En 1930, volvió a vivir con su madre cuando ésta se mudó a una granja en Redding. Su madre continuó pintando retratos. Además, poseía una tienda de antigüedades y regentaba una tetería en el sótano de su casa. Tasha ayudaba con las antigüedades y la granja.

En 1938, contrajo matrimonio con el que fue el padre de sus 4 hijos, Thomas McCready. Tasha les inculcó, no solo su amor por la naturaleza, sino también la celebración del paso de las estaciones y de las fechas señaladas. La Navidad y San Valentín eran su favoritas.

Imágenes tomadas por la fotógrafa Nell Dorr durante la II Guerra Mundial. Las publicó en su libro Mother and Child (1954).

 

 

Ese mismo año (1938), Tasha publicó su primer libro, Pumpkin Moonshine y pronto comenzó a ilustrar tarjetas de felicitación.

Sus detallados dibujos a menudo reflejaban escenas idílicas y las tradiciones y artesanías del s XIX y solían acompañar textos sencillos. A Tasha les gustaba enmarcar sus ilustraciones con cenefas en las que se enredaban animales, flores y objetos con encanto.

El éxito de su libro Mother Goose (1944) le permitió hacer realidad su sueño de comprar su propia granja. Restaurar esa vieja construcción de 17 habitaciones necesitaba muchos recursos. Tasha destinó un espacio a la Ginger and Pickles Store y compaginó la tienda con la publicación de 2 libros por año y numerosas tarjetas postales.

Ilustró casi cien libros hasta que en 2003 publicó Corgiville Christmas.
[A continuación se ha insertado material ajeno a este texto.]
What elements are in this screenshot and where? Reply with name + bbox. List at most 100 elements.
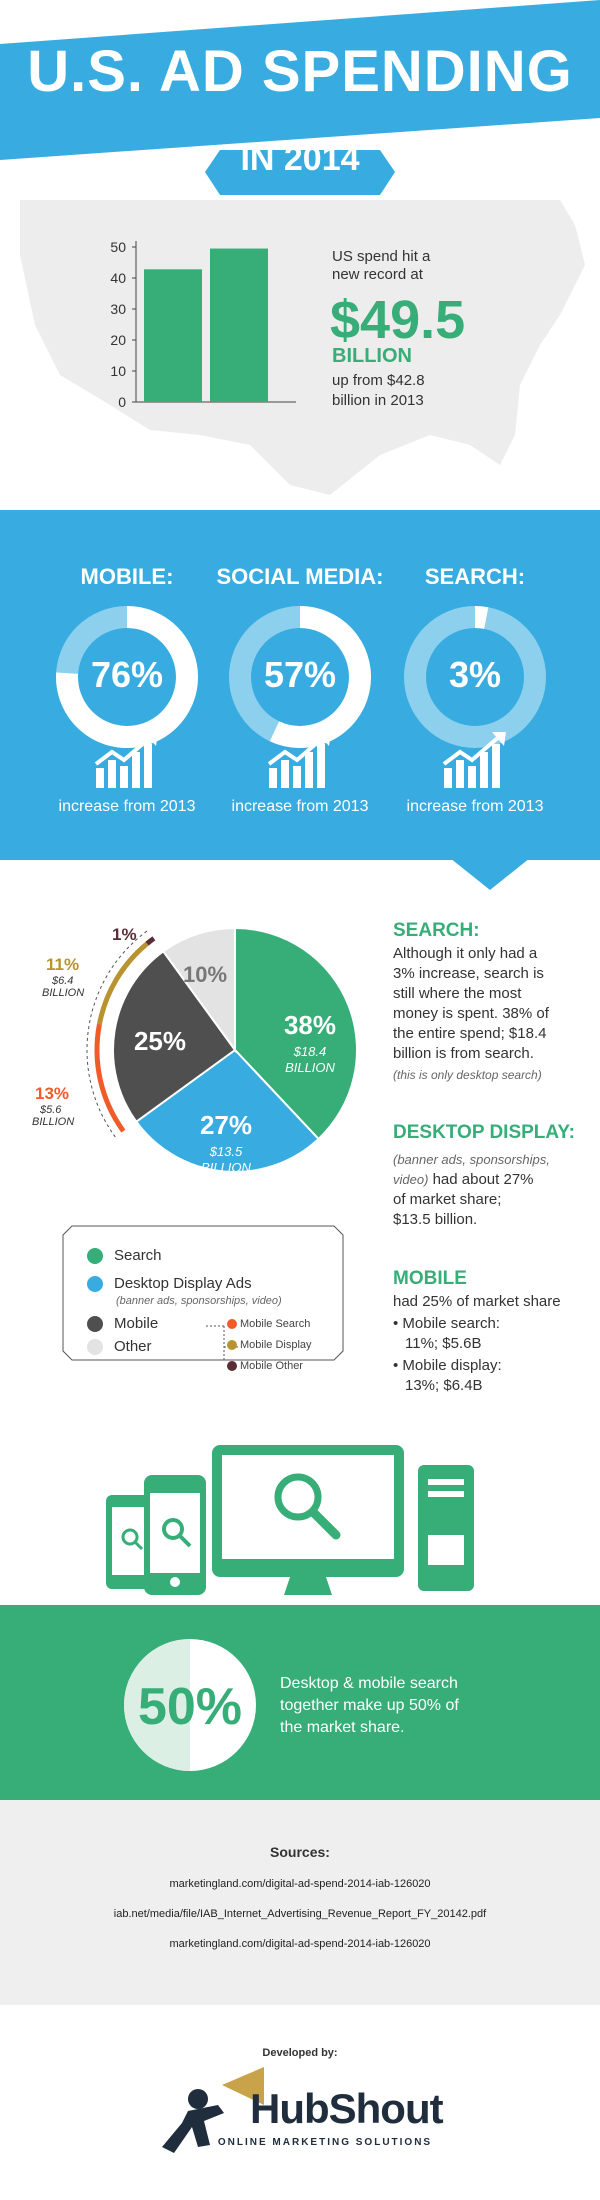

...Aún le quedaba tiempo para cultivar aficiones como confeccionar muñecas, tejer o hacer cestas.

 

 

 

Su primer matrimonio acabó en 1961 y, una vez fracasado un segundo breve intento marital en 1966; con sus hijos independizados y tras el gran éxito que cosechó con Corgiville Fair (1971); se trasladó a Vermont en la granja que su hijo Seth construyó para ella.

 

Al hacer la mudanza, no se olvidó de traer consigo sus ganas de continuar perfeccionando su técnica con los pinceles y la jardinería; siempre andaba tejiendo una nueva prenda para algún miembro de la familia o alguna muñeca y, a menudo, organizaba bailes y teatros de marionetas para la familia y amigos.

 

 

 

 

El trabajo de Tasha fue muy premiado pero, no fue el único en despertar el interés; su estilo de vida fue documentado en diversas ocasiones. La primera, producida por Nell Dorr en 1957, The Golden Key: Enter the Fantasy World of Tasha Tudor.

 

Durante las dos últimas décadas de su vida, recibió y conversó con numerosos admiradores. Tasha sigue siendo fuente de inspiración.

Sus hijos han publicado dos libros sobre ella: Drawn from New England y The Private World of Tasha Tudor.

Su última vivienda -conocida como Corgi Cottage en honor a los perros que siempre la acompañaban- sigue recibiendo un número limitado de visitantes anuales -a 165 dólares la entrada-.